Mme Évelyne Didier .  - Le texte issu de la navette est assez différent du texte initial. Seul point positif, la suppression de la disposition élargissant le service minimum au secteur maritime.

Beaucoup de reculs par rapport au texte du Sénat, à l'article 22 à propos des micro-déchets solides, à l'article 19 bis AA avec le report à 2025 de l'interdiction des rejets en mers des sédiments de dragage pollués. Ces reculs montrent que la protection de l'environnement n'est toujours pas considérée comme une priorité. De même, le netwage a été rétabli : idée fausse pourtant car baisser les marges ne relance pas l'emploi ! Relancer l'emploi suppose de soutenir le pouvoir d'achat, l'investissement, la formation, mais surtout les carnets de commande. Ce que le patronat qualifie de charges sociales n'est en fait qu'un salaire différé.

Nous réclamons un seuil de marins communautaires à bord des navires pour lutter contre le dumping et les pavillons de complaisance.

Les dispositions relatives à la lutte contre le terrorisme n'ont cessé d'être renforcées -  telle celle autorisant le recours aux sociétés privées de sécurité.
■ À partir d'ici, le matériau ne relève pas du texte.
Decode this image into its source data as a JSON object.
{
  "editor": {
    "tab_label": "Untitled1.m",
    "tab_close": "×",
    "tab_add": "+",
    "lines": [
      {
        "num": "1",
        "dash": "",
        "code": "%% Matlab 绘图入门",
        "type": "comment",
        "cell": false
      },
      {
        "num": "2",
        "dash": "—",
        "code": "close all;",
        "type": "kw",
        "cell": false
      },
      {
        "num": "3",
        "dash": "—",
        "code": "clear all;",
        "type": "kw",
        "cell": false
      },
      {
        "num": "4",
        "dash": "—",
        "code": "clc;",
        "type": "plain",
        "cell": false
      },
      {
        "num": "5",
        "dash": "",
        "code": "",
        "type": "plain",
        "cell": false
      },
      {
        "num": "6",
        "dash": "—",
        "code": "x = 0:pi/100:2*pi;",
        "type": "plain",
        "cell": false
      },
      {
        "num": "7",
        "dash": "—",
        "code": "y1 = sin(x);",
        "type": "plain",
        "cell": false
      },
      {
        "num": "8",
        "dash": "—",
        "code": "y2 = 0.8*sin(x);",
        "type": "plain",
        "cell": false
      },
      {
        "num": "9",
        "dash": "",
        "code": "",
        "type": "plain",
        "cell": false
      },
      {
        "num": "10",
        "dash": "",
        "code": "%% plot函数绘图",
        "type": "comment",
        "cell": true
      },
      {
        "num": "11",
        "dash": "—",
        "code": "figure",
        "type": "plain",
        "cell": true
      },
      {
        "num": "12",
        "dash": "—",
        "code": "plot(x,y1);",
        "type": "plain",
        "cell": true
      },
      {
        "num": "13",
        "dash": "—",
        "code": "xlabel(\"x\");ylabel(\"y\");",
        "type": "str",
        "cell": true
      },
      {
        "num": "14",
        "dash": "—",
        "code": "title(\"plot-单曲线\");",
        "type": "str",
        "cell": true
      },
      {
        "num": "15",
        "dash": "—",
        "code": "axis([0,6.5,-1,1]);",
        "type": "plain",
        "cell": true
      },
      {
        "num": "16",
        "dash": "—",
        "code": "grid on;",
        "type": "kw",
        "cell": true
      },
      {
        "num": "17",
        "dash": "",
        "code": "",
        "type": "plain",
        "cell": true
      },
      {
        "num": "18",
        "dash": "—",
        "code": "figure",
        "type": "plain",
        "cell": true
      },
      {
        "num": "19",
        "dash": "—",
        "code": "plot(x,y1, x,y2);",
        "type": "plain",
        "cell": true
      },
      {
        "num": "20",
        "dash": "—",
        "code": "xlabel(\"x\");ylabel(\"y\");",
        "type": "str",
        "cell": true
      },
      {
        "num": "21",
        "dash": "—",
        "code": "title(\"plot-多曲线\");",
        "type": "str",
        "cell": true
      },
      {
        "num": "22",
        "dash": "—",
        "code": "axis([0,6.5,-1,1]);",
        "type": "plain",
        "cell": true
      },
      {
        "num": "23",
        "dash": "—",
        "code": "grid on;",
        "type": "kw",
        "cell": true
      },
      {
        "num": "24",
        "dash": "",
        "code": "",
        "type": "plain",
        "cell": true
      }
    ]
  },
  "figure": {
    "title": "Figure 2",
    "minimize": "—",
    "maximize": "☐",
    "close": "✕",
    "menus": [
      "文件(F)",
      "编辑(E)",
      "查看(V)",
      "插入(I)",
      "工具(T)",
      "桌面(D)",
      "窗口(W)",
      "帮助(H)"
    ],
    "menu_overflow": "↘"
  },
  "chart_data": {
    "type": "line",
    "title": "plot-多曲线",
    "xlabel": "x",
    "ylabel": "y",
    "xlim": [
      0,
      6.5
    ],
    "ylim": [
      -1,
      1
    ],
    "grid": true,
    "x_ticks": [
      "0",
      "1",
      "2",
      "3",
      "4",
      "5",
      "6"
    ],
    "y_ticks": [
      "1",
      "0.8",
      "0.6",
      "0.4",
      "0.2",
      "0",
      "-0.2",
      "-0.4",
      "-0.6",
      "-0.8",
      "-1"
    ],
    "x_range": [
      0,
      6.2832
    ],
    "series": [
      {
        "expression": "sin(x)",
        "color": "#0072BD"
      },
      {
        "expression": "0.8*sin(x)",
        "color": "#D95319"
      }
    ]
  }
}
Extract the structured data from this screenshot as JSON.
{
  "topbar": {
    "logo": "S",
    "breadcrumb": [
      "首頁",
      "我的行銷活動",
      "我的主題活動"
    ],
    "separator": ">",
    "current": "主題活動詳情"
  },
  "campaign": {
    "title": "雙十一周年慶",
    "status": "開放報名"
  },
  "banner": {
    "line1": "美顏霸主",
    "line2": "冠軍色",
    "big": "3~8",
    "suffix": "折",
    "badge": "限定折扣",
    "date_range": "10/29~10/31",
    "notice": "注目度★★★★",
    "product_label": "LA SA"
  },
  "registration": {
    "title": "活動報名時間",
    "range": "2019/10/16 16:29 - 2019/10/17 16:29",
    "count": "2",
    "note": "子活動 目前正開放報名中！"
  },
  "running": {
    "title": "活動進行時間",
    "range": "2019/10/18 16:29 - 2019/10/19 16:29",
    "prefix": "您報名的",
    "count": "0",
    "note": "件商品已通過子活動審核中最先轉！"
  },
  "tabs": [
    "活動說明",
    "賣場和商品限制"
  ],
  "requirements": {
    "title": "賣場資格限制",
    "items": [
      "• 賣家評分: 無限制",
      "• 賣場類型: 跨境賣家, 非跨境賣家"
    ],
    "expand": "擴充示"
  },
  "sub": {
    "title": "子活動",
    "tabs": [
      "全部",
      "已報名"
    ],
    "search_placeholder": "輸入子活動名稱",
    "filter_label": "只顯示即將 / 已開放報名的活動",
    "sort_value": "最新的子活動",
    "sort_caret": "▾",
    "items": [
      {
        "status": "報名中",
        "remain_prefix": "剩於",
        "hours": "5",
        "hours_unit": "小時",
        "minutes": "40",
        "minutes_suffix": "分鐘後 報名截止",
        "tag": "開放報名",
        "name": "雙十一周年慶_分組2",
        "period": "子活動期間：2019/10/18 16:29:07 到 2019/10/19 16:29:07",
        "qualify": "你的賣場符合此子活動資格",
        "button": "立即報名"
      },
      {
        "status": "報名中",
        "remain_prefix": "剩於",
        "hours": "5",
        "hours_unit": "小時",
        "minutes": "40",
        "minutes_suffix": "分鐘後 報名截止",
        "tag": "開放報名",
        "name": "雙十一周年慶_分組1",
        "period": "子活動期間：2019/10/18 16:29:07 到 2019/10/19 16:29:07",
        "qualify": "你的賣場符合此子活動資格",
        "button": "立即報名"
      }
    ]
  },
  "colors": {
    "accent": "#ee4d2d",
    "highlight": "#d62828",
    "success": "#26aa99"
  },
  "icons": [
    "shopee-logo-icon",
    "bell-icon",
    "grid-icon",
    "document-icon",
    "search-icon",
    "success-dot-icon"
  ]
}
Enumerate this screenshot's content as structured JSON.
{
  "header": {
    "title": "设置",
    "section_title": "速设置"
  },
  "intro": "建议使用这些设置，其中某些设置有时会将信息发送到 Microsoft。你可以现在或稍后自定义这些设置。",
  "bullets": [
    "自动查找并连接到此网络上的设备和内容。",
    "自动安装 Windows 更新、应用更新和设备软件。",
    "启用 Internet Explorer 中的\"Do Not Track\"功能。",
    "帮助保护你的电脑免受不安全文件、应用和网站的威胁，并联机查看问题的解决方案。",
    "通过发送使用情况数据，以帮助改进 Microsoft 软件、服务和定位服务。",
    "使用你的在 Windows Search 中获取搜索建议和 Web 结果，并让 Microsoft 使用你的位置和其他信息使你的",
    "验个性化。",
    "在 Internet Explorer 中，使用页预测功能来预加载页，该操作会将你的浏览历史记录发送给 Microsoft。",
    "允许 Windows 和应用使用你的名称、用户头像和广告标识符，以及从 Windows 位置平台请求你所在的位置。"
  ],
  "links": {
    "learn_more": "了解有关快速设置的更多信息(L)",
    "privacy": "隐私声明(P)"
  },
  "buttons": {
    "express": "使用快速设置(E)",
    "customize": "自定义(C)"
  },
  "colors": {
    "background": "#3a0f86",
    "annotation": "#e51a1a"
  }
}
Mais il est indécent d'entretenir la confusion entre terrorisme et immigration illégale.

Nous avons été nombreux ici à insister sur l'importance pour la défense nationale de la création et du renforcement de la flotte stratégique prévue lors de la loi sur la transition énergétique. Or elle n'est définie qu'a minima, sans exigence en terme de nombre et de capacité de navires, de situation de l'équipage, de pavillon français. Ces questions sont renvoyées au règlement alors qu'elles sont éminemment politiques et stratégiques. En outre, le texte ne fait plus mention d'une obligation de capacité de transport maritime de pétrole brut, mais d'une simple faculté.

Il aurait aussi fallu renforcer les capacités multimodales des ports, comme le font Anvers ou Rotterdam.

Pour ces raisons, le groupe CRC votera contre ce texte. (Applaudissements sur les bancs du groupe communiste républicain et citoyen)

Mme Nelly Tocqueville .  - Beaucoup de travail a été accompli depuis le rapport « Osons la mer » de 2003.

L'économie maritime représente un chiffre d'affaires annuel de 70 milliards d'euros et 340 000 emplois directs. Comme l'a rappelé le président de la République, le 6 octobre 2015, l'espace maritime est une force considérable.

Je salue l'ambition transversale de ce texte, même si la majorité sénatoriale n'en reconnaît pas les avancées, voulant même le débaptiser.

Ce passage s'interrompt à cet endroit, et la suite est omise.